Autres lectures : « La création de la manufacture d'Odet » ¤  « Le Bigoudic et le canal d'Odet » ¤ 


1 Le premier canal

Sur ce relevé de 1835 il apparaît que le canal ne fait pas 1500 mètres de longueur comme il est indiqué dans tous les documents. En faisant une mesure de la zone sur une carte IGN on trouve moins de 500 mètres. Le canal est implanté beaucoup plus prés de la rivière afin de permettre sa captation à un niveau correct. Il ne semble pas y avoir eu d’écluse et l’on se trouve à plus de 1000 mètres du site de l’ancien moulin de Coat-Piriou avec lequel il ne peut donc pas y avoir de confusion.

Le premier bief n’est en fait qu’un simple ruisseau. Il est creusé dans la terre très prés de la rivière. Il en reste des traces assez visibles bien qu’il soit en partie comblé. En 1835 la propriété le MARIE se limite au canal comme le montre le trait pointillé marron. Le pont est visible du point de détournement et les restes d’une retenue d’eau font encore barrage et sont encore visibles dans la rivière (point A)

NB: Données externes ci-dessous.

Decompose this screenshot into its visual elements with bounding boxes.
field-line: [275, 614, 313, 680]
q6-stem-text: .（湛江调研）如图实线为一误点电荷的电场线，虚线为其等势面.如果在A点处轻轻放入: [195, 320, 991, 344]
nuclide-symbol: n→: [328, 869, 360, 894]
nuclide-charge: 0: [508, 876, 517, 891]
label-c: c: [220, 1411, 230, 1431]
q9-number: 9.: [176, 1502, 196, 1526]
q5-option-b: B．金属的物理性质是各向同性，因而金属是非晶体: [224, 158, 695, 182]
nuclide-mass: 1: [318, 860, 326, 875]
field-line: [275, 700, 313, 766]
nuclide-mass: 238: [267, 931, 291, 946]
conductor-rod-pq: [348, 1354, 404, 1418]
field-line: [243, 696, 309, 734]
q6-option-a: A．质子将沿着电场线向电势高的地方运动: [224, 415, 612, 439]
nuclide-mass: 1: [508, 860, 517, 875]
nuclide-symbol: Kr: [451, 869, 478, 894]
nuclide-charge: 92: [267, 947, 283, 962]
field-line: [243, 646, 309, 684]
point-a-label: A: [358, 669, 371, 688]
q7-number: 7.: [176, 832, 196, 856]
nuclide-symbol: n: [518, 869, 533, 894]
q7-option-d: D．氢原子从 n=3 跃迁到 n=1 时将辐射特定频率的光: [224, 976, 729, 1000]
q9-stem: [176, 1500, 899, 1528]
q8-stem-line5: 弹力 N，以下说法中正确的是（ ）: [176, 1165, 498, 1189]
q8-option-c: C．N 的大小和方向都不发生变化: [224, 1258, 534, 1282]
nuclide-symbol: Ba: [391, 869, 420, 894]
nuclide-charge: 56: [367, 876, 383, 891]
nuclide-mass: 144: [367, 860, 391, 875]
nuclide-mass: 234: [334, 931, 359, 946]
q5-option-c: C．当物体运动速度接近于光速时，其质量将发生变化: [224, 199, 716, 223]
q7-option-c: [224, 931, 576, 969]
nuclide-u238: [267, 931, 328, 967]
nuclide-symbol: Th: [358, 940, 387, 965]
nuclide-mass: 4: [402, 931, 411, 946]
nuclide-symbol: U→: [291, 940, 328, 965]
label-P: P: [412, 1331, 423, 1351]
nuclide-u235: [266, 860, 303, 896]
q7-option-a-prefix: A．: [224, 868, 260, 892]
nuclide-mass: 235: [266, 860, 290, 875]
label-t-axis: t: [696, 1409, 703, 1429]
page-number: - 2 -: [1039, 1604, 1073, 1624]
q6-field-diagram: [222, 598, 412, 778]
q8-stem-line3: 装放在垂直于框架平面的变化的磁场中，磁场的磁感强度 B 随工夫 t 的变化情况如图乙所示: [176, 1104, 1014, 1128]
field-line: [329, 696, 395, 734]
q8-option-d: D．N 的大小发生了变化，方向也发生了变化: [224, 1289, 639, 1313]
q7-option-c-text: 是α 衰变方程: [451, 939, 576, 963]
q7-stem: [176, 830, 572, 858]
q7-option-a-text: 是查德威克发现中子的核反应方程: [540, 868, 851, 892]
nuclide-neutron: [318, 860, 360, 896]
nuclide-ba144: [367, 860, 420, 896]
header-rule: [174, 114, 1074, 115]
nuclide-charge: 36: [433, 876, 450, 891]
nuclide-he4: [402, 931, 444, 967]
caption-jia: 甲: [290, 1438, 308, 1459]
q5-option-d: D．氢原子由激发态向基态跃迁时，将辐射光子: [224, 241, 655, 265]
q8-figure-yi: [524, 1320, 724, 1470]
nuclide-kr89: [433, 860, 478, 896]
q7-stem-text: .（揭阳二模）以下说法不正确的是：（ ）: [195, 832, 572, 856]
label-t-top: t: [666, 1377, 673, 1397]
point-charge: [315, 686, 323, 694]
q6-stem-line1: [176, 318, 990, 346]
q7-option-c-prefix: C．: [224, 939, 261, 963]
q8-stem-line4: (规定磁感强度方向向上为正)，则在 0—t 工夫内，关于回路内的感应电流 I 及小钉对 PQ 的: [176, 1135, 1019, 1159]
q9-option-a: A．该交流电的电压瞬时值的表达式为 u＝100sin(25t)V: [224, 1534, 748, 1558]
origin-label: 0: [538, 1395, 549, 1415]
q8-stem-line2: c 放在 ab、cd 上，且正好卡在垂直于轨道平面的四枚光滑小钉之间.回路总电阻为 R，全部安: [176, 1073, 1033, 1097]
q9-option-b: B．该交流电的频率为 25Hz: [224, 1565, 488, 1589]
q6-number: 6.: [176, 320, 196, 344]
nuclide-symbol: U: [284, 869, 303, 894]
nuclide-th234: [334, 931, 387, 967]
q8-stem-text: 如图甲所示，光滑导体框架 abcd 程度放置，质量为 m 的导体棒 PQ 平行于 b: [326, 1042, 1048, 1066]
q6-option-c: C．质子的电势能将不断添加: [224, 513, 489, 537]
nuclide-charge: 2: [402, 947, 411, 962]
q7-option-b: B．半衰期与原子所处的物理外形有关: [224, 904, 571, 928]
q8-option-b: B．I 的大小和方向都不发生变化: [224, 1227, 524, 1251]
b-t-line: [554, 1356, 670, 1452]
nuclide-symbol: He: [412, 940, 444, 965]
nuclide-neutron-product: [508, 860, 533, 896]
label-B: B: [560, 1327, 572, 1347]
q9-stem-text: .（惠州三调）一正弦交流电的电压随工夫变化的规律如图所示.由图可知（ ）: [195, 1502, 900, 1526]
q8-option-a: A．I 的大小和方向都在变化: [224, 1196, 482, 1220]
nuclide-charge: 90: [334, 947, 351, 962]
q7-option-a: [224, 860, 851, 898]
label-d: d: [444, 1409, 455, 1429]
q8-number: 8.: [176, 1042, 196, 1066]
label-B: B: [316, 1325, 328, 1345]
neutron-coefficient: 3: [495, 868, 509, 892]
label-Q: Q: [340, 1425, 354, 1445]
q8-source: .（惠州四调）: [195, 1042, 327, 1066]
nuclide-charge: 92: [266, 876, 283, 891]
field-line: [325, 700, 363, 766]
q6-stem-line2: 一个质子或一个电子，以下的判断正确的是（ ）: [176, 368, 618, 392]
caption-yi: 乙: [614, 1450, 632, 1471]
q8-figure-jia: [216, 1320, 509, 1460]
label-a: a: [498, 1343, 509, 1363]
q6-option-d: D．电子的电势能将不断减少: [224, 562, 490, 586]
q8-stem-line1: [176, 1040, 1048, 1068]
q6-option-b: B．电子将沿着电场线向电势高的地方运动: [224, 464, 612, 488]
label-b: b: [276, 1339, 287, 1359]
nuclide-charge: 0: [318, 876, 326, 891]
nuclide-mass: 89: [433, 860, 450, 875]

Le canal que nous connaissons actuellement a donc été construit après 1835 et a nécessité de nombreuses acquisitions de terrains le long de la rivière. Mais quand cette construction a-t-elle eu lieu ? Ce nouveau canal est rendu indispensable par l’énergie importante nécessaire au fonctionnement des nouvelles machines. C’est peut-être à ce moment que d’autres partenaires se sont associés à Nicolas le Marié.

Cette nouvelle donnée permet aussi de mieux comprendre la rapidité de la mise en fonction du moulin par la réduction des travaux engagés. Au démarrage l’entreprise se réduit sans doute en 1822 à un moulin et un bief de longueur et de débit réduit. L’ancien bief a l’aspect d’ un large fossé maçonné du coté opposé à la rivière et à quelques mètres de celle-ci. Il est très visible en plusieurs endroits jusqu’au hangar de tennis (pour situer l’ouvrage : on aperçoit le pont en blanc au fond haut droit de l’image). Le doute n’est pas possible car un fossé n’aurait aucune fonction aussi prés de l’Odet.

2 Le grand canal

Dans son discours, pour le centenaire de l'usine en 1922, l'Abbé André-Fouet évoque la construction du canal comme une oeuvre de titan mais sans en nommer les constructeurs. Voici cet extrait :


A cette époque, dans nos régions, on utilisait bien peu la houille blanche comme moteur industriel : ce fils voulut faire coup double en s'en servant pour fonder une papeterie. La chute d'eau était à créer: pour l'obtenir, il fallait détourner l'Odet sur une longueur de 1.5oo mètres. Par bonheur, il ignorait le verset de nos saints livres : nec coneris contra . ictum fluvi; n'essayez donc pas de briser un fleuve. Faire exploser des milliers de kilogrammes de roc; par des déblais, remblais, terrassements, mettre en mouvement des milliers de mètres cubes de terre; ces bouleversements, il les exécute, sourd aux plaintes des sylphes et aux gémissements des seuls habitants, les elfes et les lutins. De là ce canal, aujourd'hui aux rives ombragées, doit avec une indomptable énergie il poursuivit l'achèvement. Travaux de géant, même si on les compare aux travaux plus gigantesques encore, réalisés depuis cinq ans à Cascadec, car il faut tenir compte de l'époque, des ressources en argent, en explosifs, en outils dont on disposait alors. En vérité, si je taisais le génie de Nicolas LE MARIÉ, les pierres parleraient pour moi.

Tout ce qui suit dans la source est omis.